His ability to keep cool came to the fore as head of security for banking giant Morgan Stanley on the mid floors of the South Tower.
“This is God’s honest truth,” says Susan. “One month before 9/11, he was very quiet. He knew something was going to happen. Working in security, he knew what the chatter was, the ripples from the FBI. He was preparing emergency exit drills way ahead of time.
“That morning I got a call from a friend saying ‘turn on the television’. Finally, Rick called me and said, ‘You have to stop crying. I have to get everyone out of the building but if something happens to me I want you to know – you made my life’.”
It was their last conversation. Rick — who had ignored an official message over the PA system telling people to stay at their desks — began evacuations, leading most of Morgan Stanley’s 2,700 employees to safety.

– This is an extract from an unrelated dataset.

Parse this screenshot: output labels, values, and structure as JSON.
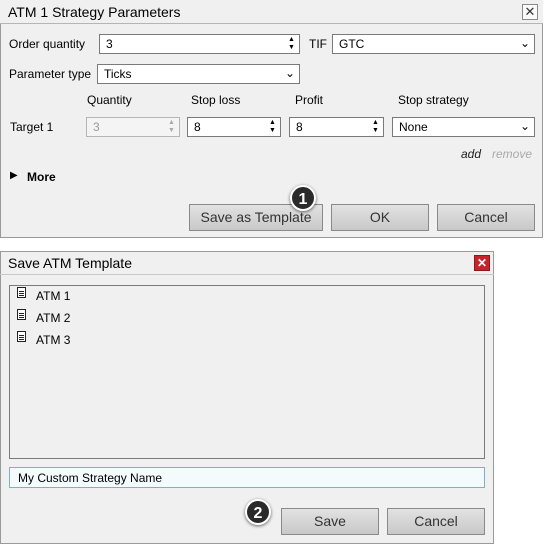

Then he went back into the building to look for survivors and was last seen on the 10th floor when the South Tower collapsed.
He was 62.
Both divorced and with five adult children between them, Rick had been diagnosed with prostate cancer in 1994.
Shortly before 9/11, he was given a clean bill of health.
“Rick was a joy to be with, we loved each other so much,” says Susan. “Every weekend we would go for a ride into the country. We visited England and a very old church in St Ives in Cornwall to renew our wedding vows and Rick gave a wonderful speech.
“We went back to his mother’s house and he wrote it all out and then presented it to me in a frame. It hangs on my bedroom wall. I read it every day and cry.”
It’s a highly personal poem but, in it, he talks of them as lovers blown on a sacred wind; and that while their footprints would one day be washed away, their souls will go on for all eternity.
Susan, who like many bereaved by 9/11 has no grave to visit, added: “Even though he became an American citizen, his heart was always in Cornwall,” says Susan. “Once Covid is over I’ll go there for one last time.”